You could consider these as separate issues: (1) wrong lower_bound_ value, and (2) wrong convergence detection logic. However, they're both caused by the same few lines of code, so I fixed them both in this one PR.

Thanks for the explanation

jnothman · 2018-05-06T01:24:21Z

doc/whats_new/v0.20.rst

@@ -212,8 +214,8 @@ Model evaluation and meta-estimators
  :issue:`9304` by :user:`Breno Freitas <brenolf>`.

 - Add `return_estimator` parameter in :func:`model_selection.cross_validate` to
-  return estimators fitted on each split. :issue:`9686` by :user:`Aurélien Bellet
-  <bellet>`.
+  return estimators fitted on each split. :issue:`9686` by


Argh! Please revert all changes unrelated to the present fix!

Please do not change unrelated things. It makes your contribution harder to review and may introduce merge conflicts to other pull requests.

Okay, sorry about that, makes sense (FYI, I was trying to make the file use 80 characters per line).
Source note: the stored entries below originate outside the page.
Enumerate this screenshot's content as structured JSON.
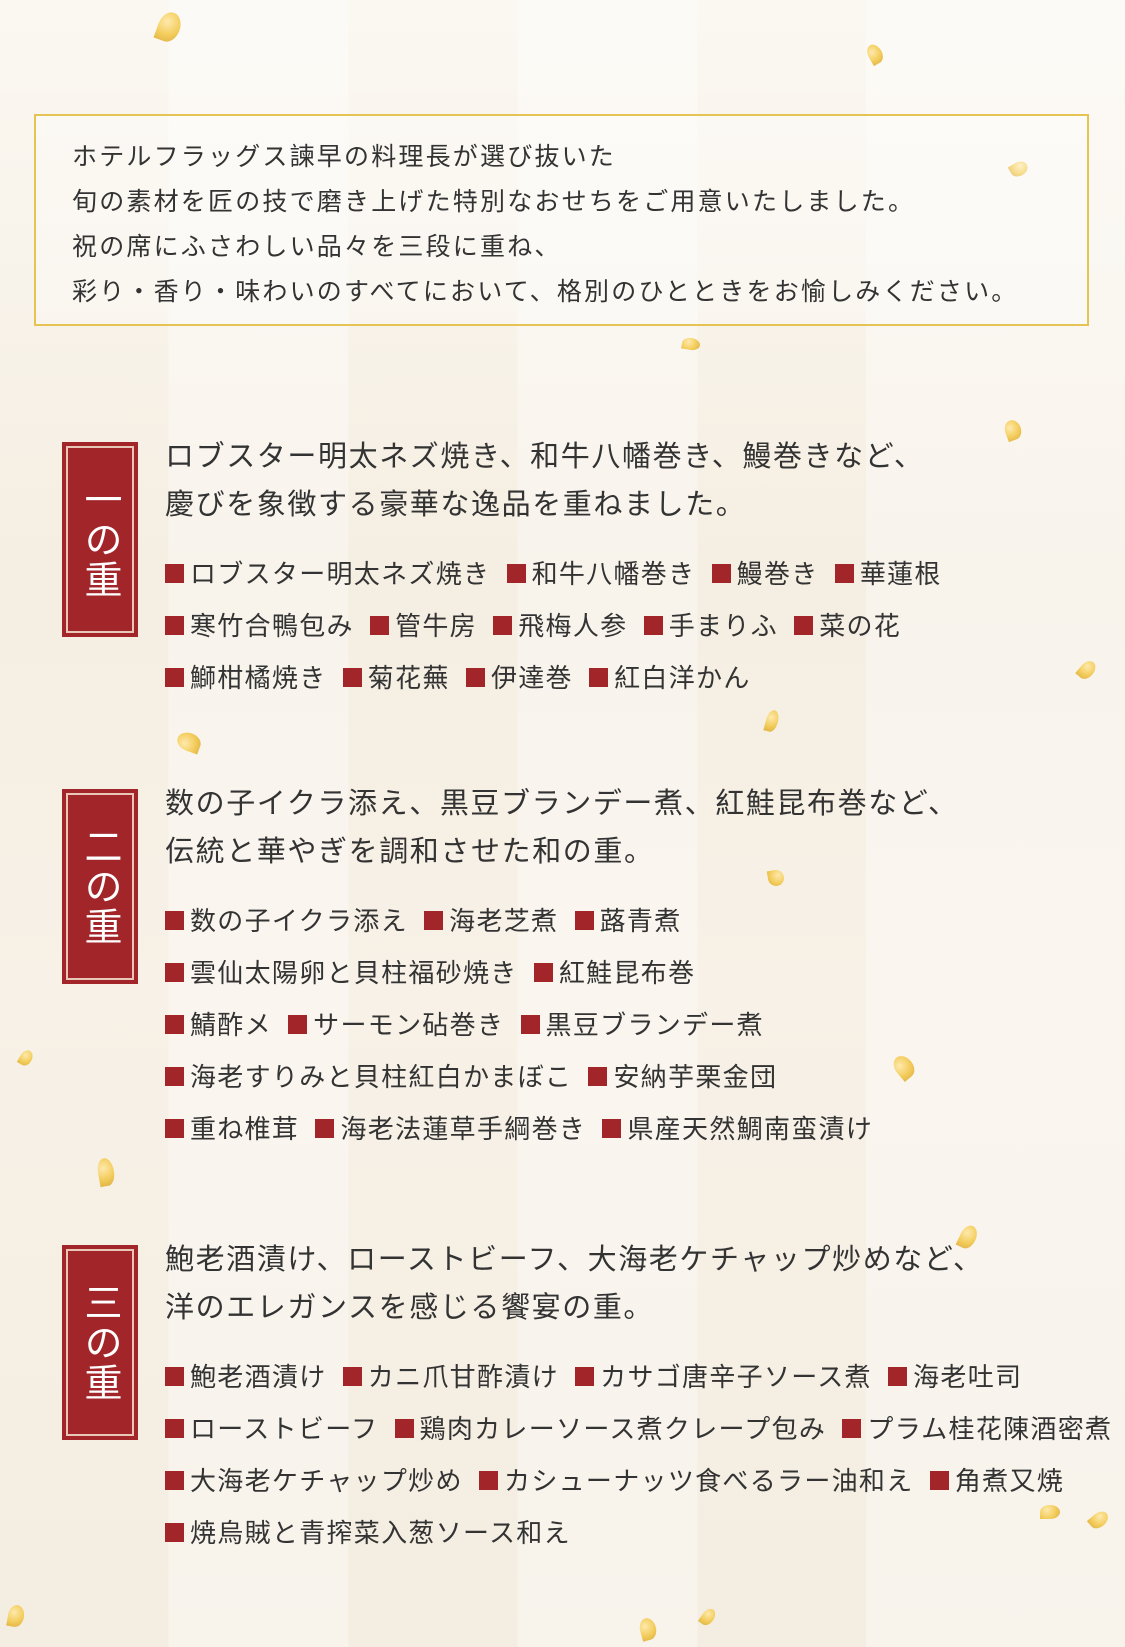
{
  "colors": {
    "accent_red": "#a2252a",
    "gold_border": "#e6c454",
    "petal_gold": "#f2c84b",
    "background": "#f8f3ea"
  },
  "intro": {
    "lines": [
      "ホテルフラッグス諫早の料理長が選び抜いた",
      "旬の素材を匠の技で磨き上げた特別なおせちをご用意いたしました。",
      "祝の席にふさわしい品々を三段に重ね、",
      "彩り・香り・味わいのすべてにおいて、格別のひとときをお愉しみください。"
    ]
  },
  "sections": [
    {
      "tag": "一の重",
      "desc": [
        "ロブスター明太ネズ焼き、和牛八幡巻き、鰻巻きなど、",
        "慶びを象徴する豪華な逸品を重ねました。"
      ],
      "item_lines": [
        [
          "ロブスター明太ネズ焼き",
          "和牛八幡巻き",
          "鰻巻き",
          "華蓮根"
        ],
        [
          "寒竹合鴨包み",
          "管牛房",
          "飛梅人参",
          "手まりふ",
          "菜の花"
        ],
        [
          "鰤柑橘焼き",
          "菊花蕪",
          "伊達巻",
          "紅白洋かん"
        ]
      ]
    },
    {
      "tag": "二の重",
      "desc": [
        "数の子イクラ添え、黒豆ブランデー煮、紅鮭昆布巻など、",
        "伝統と華やぎを調和させた和の重。"
      ],
      "item_lines": [
        [
          "数の子イクラ添え",
          "海老芝煮",
          "蕗青煮"
        ],
        [
          "雲仙太陽卵と貝柱福砂焼き",
          "紅鮭昆布巻"
        ],
        [
          "鯖酢メ",
          "サーモン砧巻き",
          "黒豆ブランデー煮"
        ],
        [
          "海老すりみと貝柱紅白かまぼこ",
          "安納芋栗金団"
        ],
        [
          "重ね椎茸",
          "海老法蓮草手綱巻き",
          "県産天然鯛南蛮漬け"
        ]
      ]
    },
    {
      "tag": "三の重",
      "desc": [
        "鮑老酒漬け、ローストビーフ、大海老ケチャップ炒めなど、",
        "洋のエレガンスを感じる饗宴の重。"
      ],
      "item_lines": [
        [
          "鮑老酒漬け",
          "カニ爪甘酢漬け",
          "カサゴ唐辛子ソース煮",
          "海老吐司"
        ],
        [
          "ローストビーフ",
          "鶏肉カレーソース煮クレープ包み",
          "プラム桂花陳酒密煮"
        ],
        [
          "大海老ケチャップ炒め",
          "カシューナッツ食べるラー油和え",
          "角煮又焼"
        ],
        [
          "焼烏賊と青搾菜入葱ソース和え"
        ]
      ]
    }
  ]
}
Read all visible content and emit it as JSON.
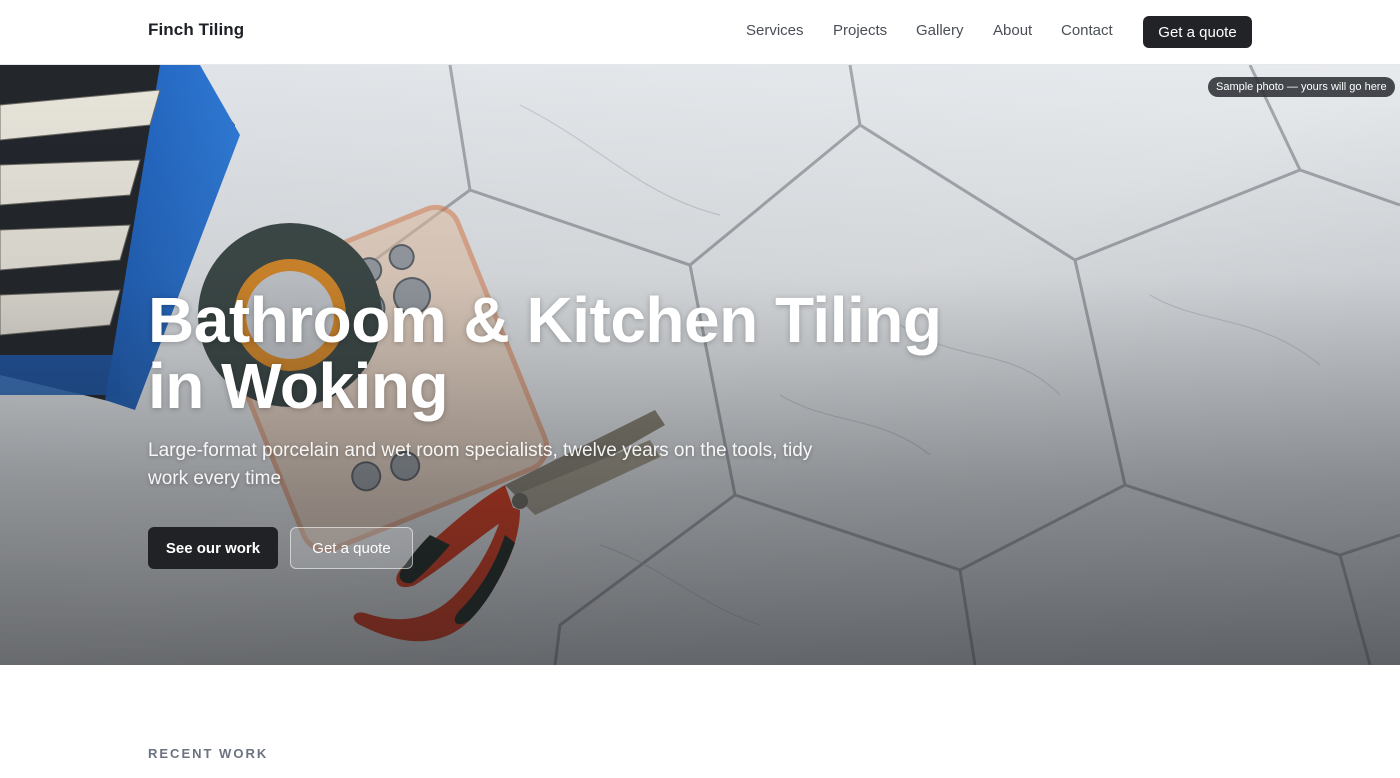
{
  "header": {
    "brand": "Finch Tiling",
    "nav": [
      "Services",
      "Projects",
      "Gallery",
      "About",
      "Contact"
    ],
    "cta": "Get a quote"
  },
  "hero": {
    "badge": "Sample photo — yours will go here",
    "title": "Bathroom & Kitchen Tiling in Woking",
    "subtitle": "Large-format porcelain and wet room specialists, twelve years on the tools, tidy work every time",
    "primary_button": "See our work",
    "secondary_button": "Get a quote"
  },
  "recent_work": {
    "label": "RECENT WORK"
  },
  "colors": {
    "dark": "#222327",
    "tile": "#e9ecef",
    "accent_red": "#d93a1c"
  }
}
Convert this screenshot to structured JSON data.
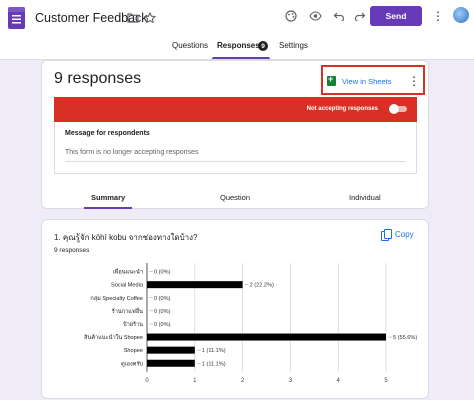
{
  "header": {
    "title": "Customer Feedback",
    "send_label": "Send"
  },
  "tabs": [
    {
      "label": "Questions"
    },
    {
      "label": "Responses"
    },
    {
      "label": "Settings"
    }
  ],
  "responses_badge": "9",
  "summary_card": {
    "count_label": "9 responses",
    "sheets_label": "View in Sheets",
    "accepting_label": "Not accepting responses",
    "accepting": false,
    "message_label": "Message for respondents",
    "message_text": "This form is no longer accepting responses",
    "view_tabs": [
      "Summary",
      "Question",
      "Individual"
    ]
  },
  "question": {
    "title": "1. คุณรู้จัก kōhī kobu จากช่องทางใดบ้าง?",
    "response_count": "9 responses",
    "copy_label": "Copy"
  },
  "colors": {
    "brand": "#673ab7",
    "alert": "#d93025",
    "link": "#1a73e8",
    "bar": "#000000"
  },
  "chart_data": {
    "type": "bar",
    "orientation": "horizontal",
    "categories": [
      "เพื่อนแนะนำ",
      "Social Media",
      "กลุ่ม Specialty Coffee",
      "ร้านกาแฟอื่น",
      "ป้ายร้าน",
      "สินค้าแนะนำใน Shopee",
      "Shopee",
      "ดูเองครับ"
    ],
    "values": [
      0,
      2,
      0,
      0,
      0,
      5,
      1,
      1
    ],
    "data_labels": [
      "0 (0%)",
      "2 (22.2%)",
      "0 (0%)",
      "0 (0%)",
      "0 (0%)",
      "5 (55.6%)",
      "1 (11.1%)",
      "1 (11.1%)"
    ],
    "xticks": [
      "0",
      "1",
      "2",
      "3",
      "4",
      "5"
    ],
    "xlim": [
      0,
      5
    ],
    "grid": true
  }
}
jnothman · 2018-05-06T01:25:52Z

sklearn/mixture/tests/test_gaussian_mixture.py

+            gmm.fit(X)
+            if gmm.converged_:
+                break
+        assert_true(gmm.converged_)


Minor: since moving to pytest, we're trying to avoid such assert_* functions. Use a bare assert instead.

Okay, fixing this now.

amueller · 2018-05-22T19:34:42Z

sklearn/mixture/base.py

        which the model has the largest likelihood or lower bound. Within each
        trial, the method iterates between E-step and M-step for `max_iter`
        times until the change of likelihood or lower bound is less than
        `tol`, otherwise, a `ConvergenceWarning` is raised.
+        If `warm_start` is `True`, then `n_init` is ignored and a single


should be double backticks everywhere....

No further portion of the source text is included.